2015年1月26日月曜日

ちーちゃんの存在

本編補足.

「ちーちゃんはちょっと足りない」のちーちゃんの存在とはなんなのか,というところ.

一義的には,本来,全く交わらないナツとその他の世界をつなぐキーであって,ナツがどういう人間なのかは,ちーちゃんの存在を通してしか物語に関わらないので,ちーちゃんと読者以外には誰にも分からない(ちーちゃんの存在意義がマクガフィンであるともいえる).そして,ナツの存在を物語の世界から疏外するための,読者とナツだけを作品から切り取るための道具のようなものでもある.

話自体も,「ちょっと足りない」のは,ナツなので(ちーちゃんはだいぶ足りない),結局,タイトルそのものが悪意のようなものだと思うのでした.

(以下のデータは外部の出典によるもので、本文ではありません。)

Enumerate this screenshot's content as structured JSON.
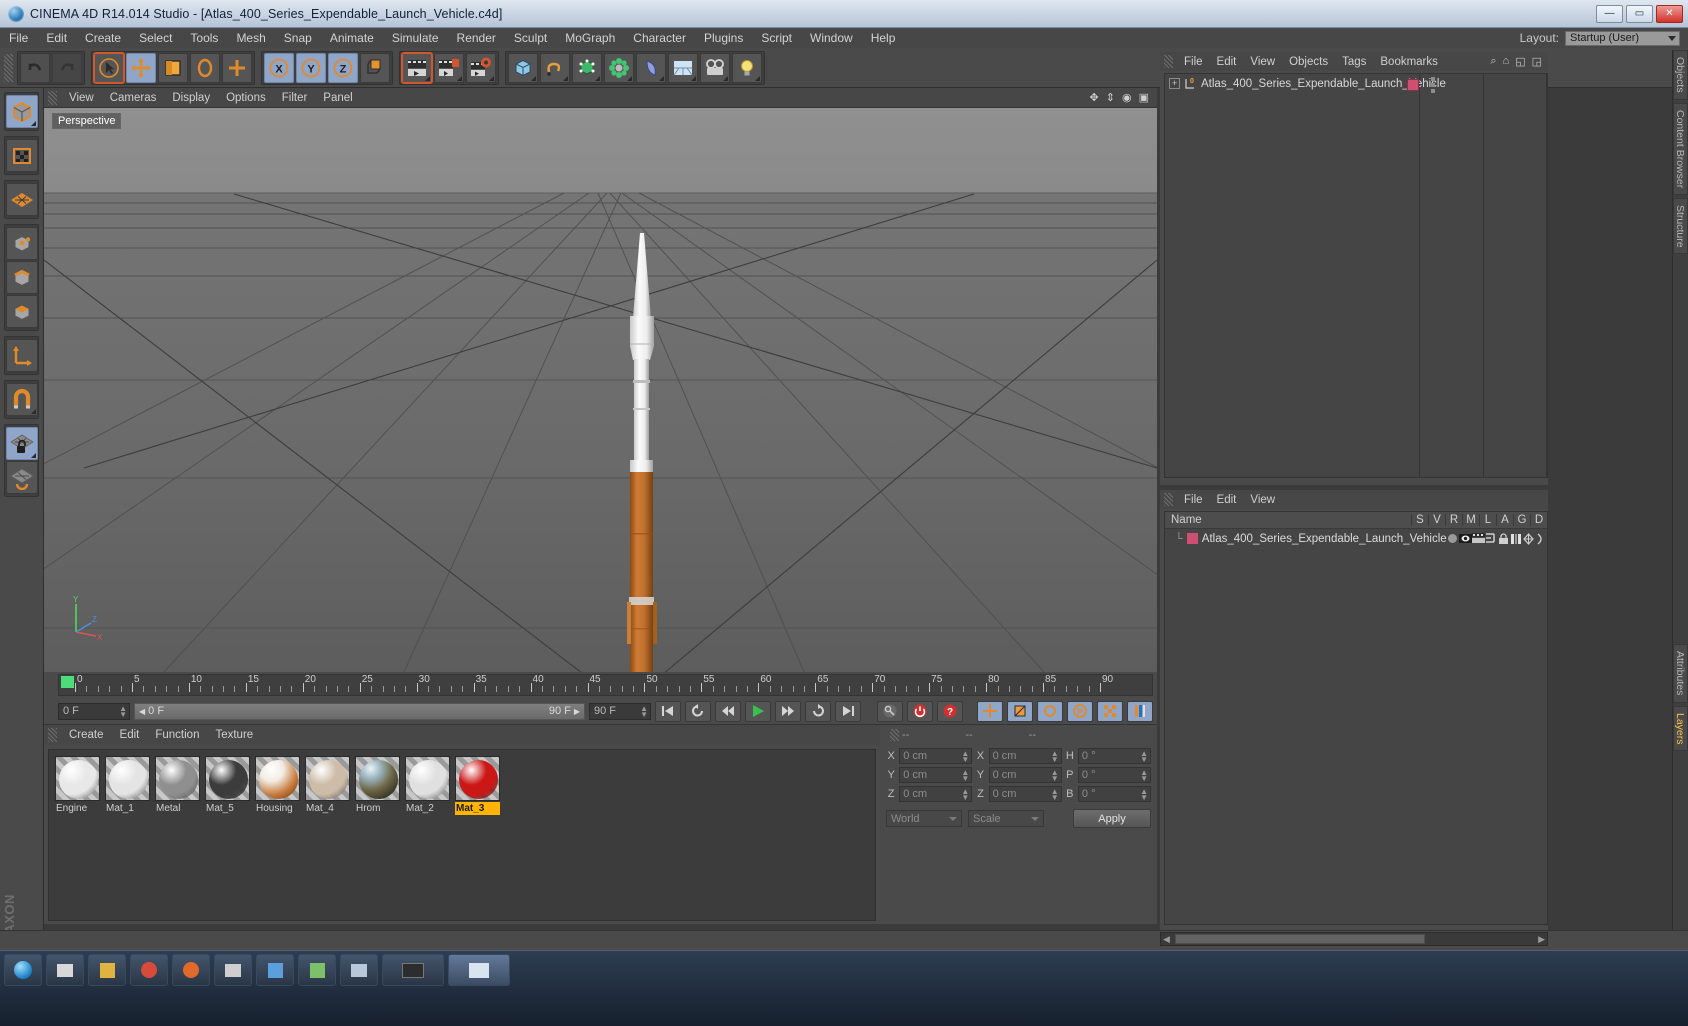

まぁ,ちーちゃんが,世界と繋がっている限りは,未来にどういう苦い経験を経るか,という点を置いておけば,バカなナツにとっても世界との繋がりは放棄されていないわけで,ちーちゃんがエルピスのようなものであると解釈すれば,あのラストはパンドラの箱の底に最後に残ったもののような寓話にもなりうる(この寓話の色んな解釈コミで).